Even though I have looked at 100s of houses in my career, I still get excited about finding an Investment Property that could be beautiful after a rehab. Maybe I am still stuck in 2002 when you could flip houses and sell them as fast as you could buy them. I suppose some would say it is because I am passionate about MN Investment Properties.
About 5 days ago, I was out with a customer looking at bank-owned properties in Minneapolis. We looked at about 15 houses and found 3 properties that looked like good candidates to “flip and hold” (rehab and rent). Our contractor was with us reviewing the houses and preparing estimates. Most of these investment properties required $30-40k worth of work, including bathrooms, kitchens, plumbing, windows, and general repairs. The three finalist REO properties were priced under $50k.
Both my customer and I were excited about Investment Property #1. It was a large 4 bedroom house (in Minneapolis) with beautiful hardwood floors throughout, large pictures windows on each side of the house, original dark woodwork, and the leaded glass windows were intact. After discussing the type of flip we wanted to do on each property, I was crushed when our contractor told us Investment Property #1 was the worst rehab deal of the three.
As we went through his estimate, I agreed with all his numbers and rehab suggestions.
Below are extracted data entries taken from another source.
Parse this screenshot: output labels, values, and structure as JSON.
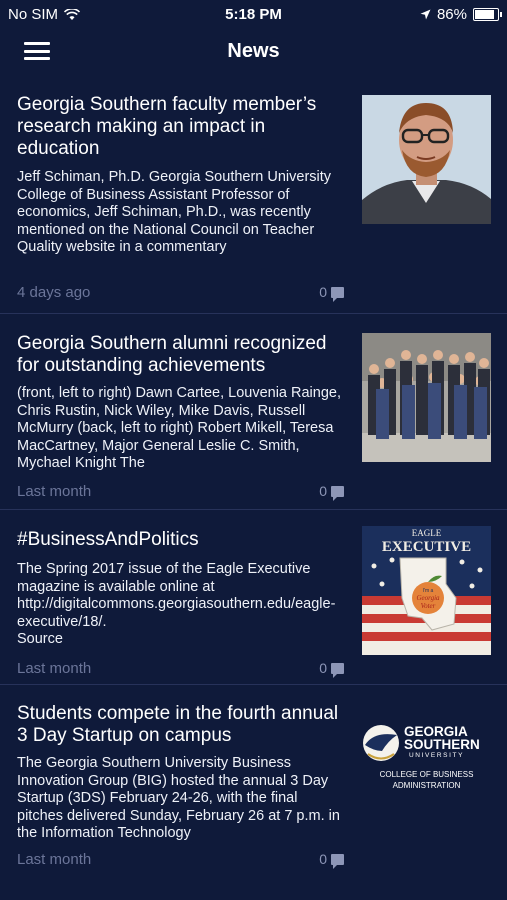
{
  "status": {
    "carrier": "No SIM",
    "time": "5:18 PM",
    "battery": "86%",
    "battery_level": 0.86
  },
  "header": {
    "title": "News"
  },
  "items": [
    {
      "title": "Georgia Southern faculty member’s research making an impact in education",
      "summary": "Jeff Schiman, Ph.D. Georgia Southern University College of Business Assistant Professor of economics, Jeff Schiman, Ph.D., was recently mentioned on the National Council on Teacher Quality website in a commentary",
      "time": "4 days ago",
      "comments": "0"
    },
    {
      "title": "Georgia Southern alumni recognized for outstanding achievements",
      "summary": "(front, left to right) Dawn Cartee, Louvenia Rainge, Chris Rustin, Nick Wiley, Mike Davis, Russell McMurry (back, left to right) Robert Mikell, Teresa MacCartney, Major General Leslie C. Smith, Mychael Knight The",
      "time": "Last month",
      "comments": "0"
    },
    {
      "title": "#BusinessAndPolitics",
      "summary": "The Spring 2017 issue of the Eagle Executive magazine is available online at http://digitalcommons.georgiasouthern.edu/eagle-executive/18/.\n Source",
      "time": "Last month",
      "comments": "0",
      "thumb_text": {
        "top": "EAGLE",
        "main": "EXECUTIVE",
        "sticker1": "I'm a",
        "sticker2": "Georgia",
        "sticker3": "Voter"
      }
    },
    {
      "title": "Students compete in the fourth annual 3 Day Startup on campus",
      "summary": "The Georgia Southern University Business Innovation Group (BIG) hosted the annual 3 Day Startup (3DS) February 24-26, with the final pitches delivered Sunday, February 26 at 7 p.m. in the Information Technology",
      "time": "Last month",
      "comments": "0",
      "logo": {
        "line1": "GEORGIA",
        "line2": "SOUTHERN",
        "line3": "UNIVERSITY",
        "sub1": "COLLEGE OF BUSINESS",
        "sub2": "ADMINISTRATION"
      }
    }
  ]
}
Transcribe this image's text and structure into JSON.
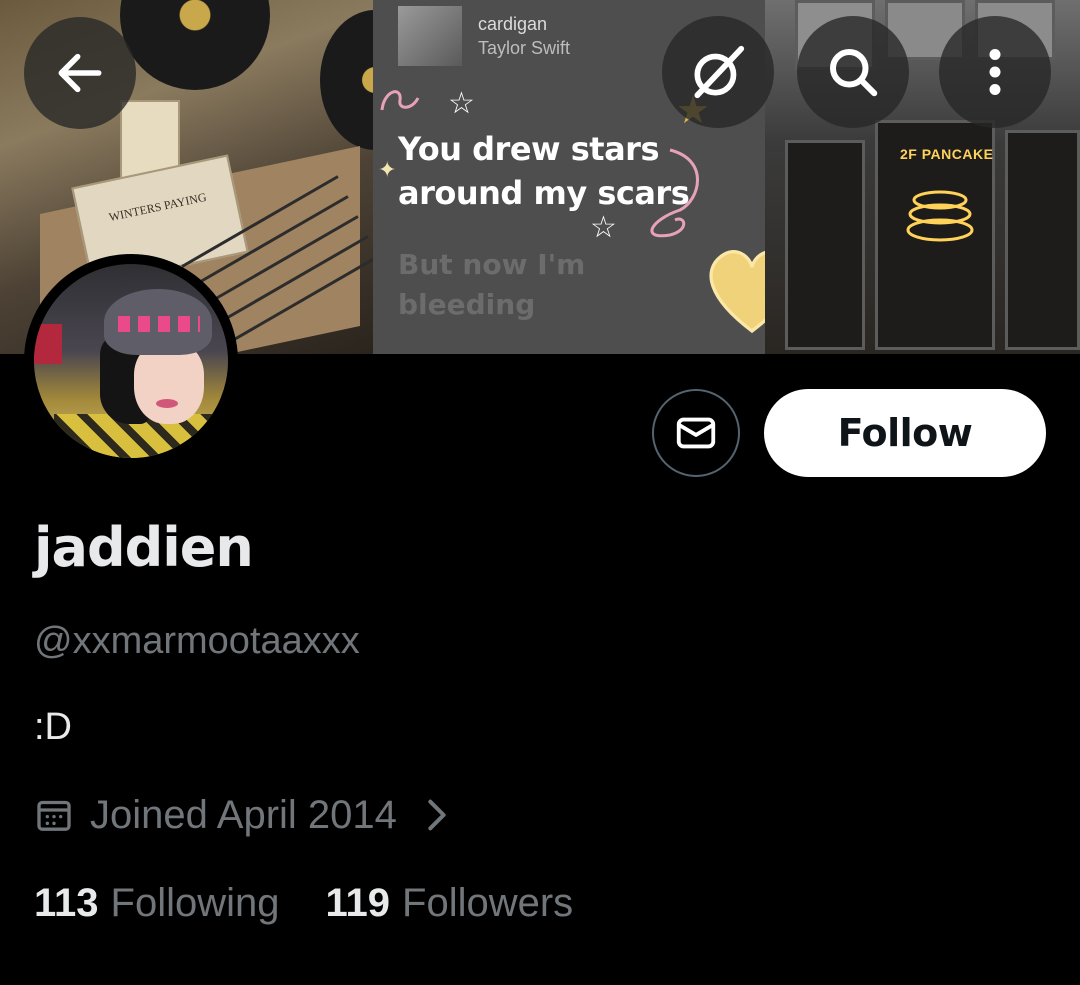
{
  "banner": {
    "song_title": "cardigan",
    "song_artist": "Taylor Swift",
    "lyric_active_line1": "You drew stars",
    "lyric_active_line2": "around my scars",
    "lyric_next_line1": "But now I'm",
    "lyric_next_line2": "bleeding",
    "record_label_1": "WINTERS PAYING",
    "neon_sign_text": "2F PANCAKE"
  },
  "top_bar": {
    "back_icon": "arrow-left-icon",
    "grok_icon": "grok-icon",
    "search_icon": "search-icon",
    "more_icon": "more-vertical-icon"
  },
  "actions": {
    "message_icon": "envelope-icon",
    "follow_label": "Follow"
  },
  "profile": {
    "display_name": "jaddien",
    "handle": "@xxmarmootaaxxx",
    "bio": ":D",
    "joined": "Joined April 2014",
    "following_count": "113",
    "following_label": "Following",
    "followers_count": "119",
    "followers_label": "Followers"
  },
  "colors": {
    "background": "#000000",
    "primary_text": "#e7e9ea",
    "secondary_text": "#71767b",
    "follow_button_bg": "#ffffff",
    "follow_button_text": "#0f1419"
  }
}
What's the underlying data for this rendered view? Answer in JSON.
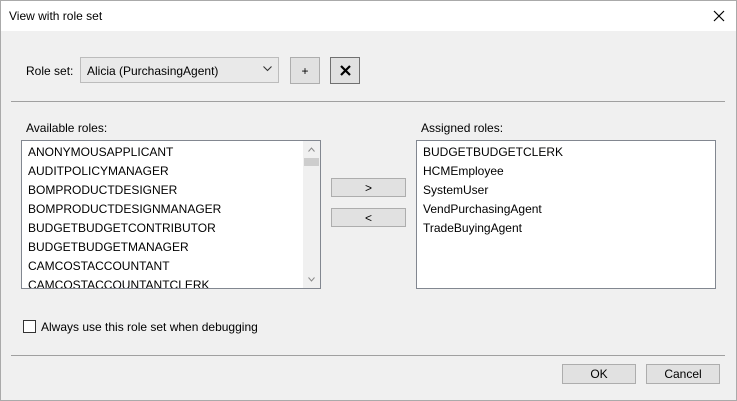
{
  "window": {
    "title": "View with role set"
  },
  "roleset": {
    "label": "Role set:",
    "selected": "Alicia (PurchasingAgent)",
    "add_label": "+"
  },
  "available": {
    "label": "Available roles:",
    "items": [
      "ANONYMOUSAPPLICANT",
      "AUDITPOLICYMANAGER",
      "BOMPRODUCTDESIGNER",
      "BOMPRODUCTDESIGNMANAGER",
      "BUDGETBUDGETCONTRIBUTOR",
      "BUDGETBUDGETMANAGER",
      "CAMCOSTACCOUNTANT",
      "CAMCOSTACCOUNTANTCLERK"
    ]
  },
  "assigned": {
    "label": "Assigned roles:",
    "items": [
      "BUDGETBUDGETCLERK",
      "HCMEmployee",
      "SystemUser",
      "VendPurchasingAgent",
      "TradeBuyingAgent"
    ]
  },
  "move": {
    "add_label": ">",
    "remove_label": "<"
  },
  "debug": {
    "checkbox_label": "Always use this role set when debugging",
    "checked": false
  },
  "footer": {
    "ok_label": "OK",
    "cancel_label": "Cancel"
  }
}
Despite being almost move-in ready cosmetically, the house needed 20 windows @ $400 each, all new plumbing @ $8000, the heating system reconnected @ $2500, new kitchen @ $4000, etc.
I forgot all my school of hard knocks training, my years of experience with flips and rehabs, and all my preaching to my customers to analyze the property’s financial numbers. I tried to argue with him about the value of the neighborhood, the number of bedrooms, the size of the backyard, the fact that it was a 1/2 block from the school, etc. Despite my best efforts, he whipped me back into reality like a freshman on the school yard with the following comment: “I don’t get emotional about properties, its all about the numbers”. Ouch! I was hearing my own words coming back to haunt me.
So here I sit licking my [ego] wounds. He is right, though. You must stay unemotional when analyzing investment properties. You can get excited about them when the numbers check out and you put in the offer. Analyze the numbers, use conservative estimates, get good quality bids from trusted contractors, and if necessary, bounce the deal off a trusted advisor. When you fall in love with a house, it make it difficult to stop thinking about it (even when it is wrong for you)! Staying emotionally detached will allow you to walk away from a property or deal when it doesn’t make sense.







3 comments
#1Chris LengquestJanuary 1, 2008, 7:55 pm
Scott – I’m going to respectfully disagree with you here…if only to a point.
First, your job in arguing a different property is good for your client. It makes him/her defend, think, figure. That’s part of your job.
Second, raw numbers alone simply cannot tell the story. Sure, maybe you’ll enter with more equity on Property A than you would on B. But if B’s neighborhood is turning around, has new development by it, just had a major infusion of school district money, and a major employer landed a major contract…well, I’d take that over A.
At least sometimes. I guess what I’m saying is that I agree with you. But that I also know that same experience that keeps you focused on the numbers should be flexible enough to let you see what most can’t see. For better or worse.
Am I making sense here?
#2Scott FicekJanuary 1, 2008, 8:08 pm
Hey Chris-
Great points. I do agree. In the post, I guess I implied everything else in the equation was the same. The properties in the article are within 2-3 blocks of each other, so neighborhood variables are moot.
As I looked at the properties on paper this weekend, the one variable that we didn’t take into account is that the property we liked (#1) has 4 bedrooms versus the “best deal” house only had 2.
So now, the customer needs to chose between larger capital appreciate or larger cash flow. (Neither is really a wrong answer, it just depends upon what he prefers/wants).
Thanks for the comment and your thoughts.
#3Jeanie Hoholik ~ Twin City Real Estate ChatJune 28, 2008, 12:33 am
Lucky me! I have the opportunity to just enjoy North Minneapolis, along with my client. We cruise around in our convertibles (TT and Miata)… black and red, respectively.) We cross the lines when it comes to being creative and tough. We are the chicks that people wonder about. Yee Ha!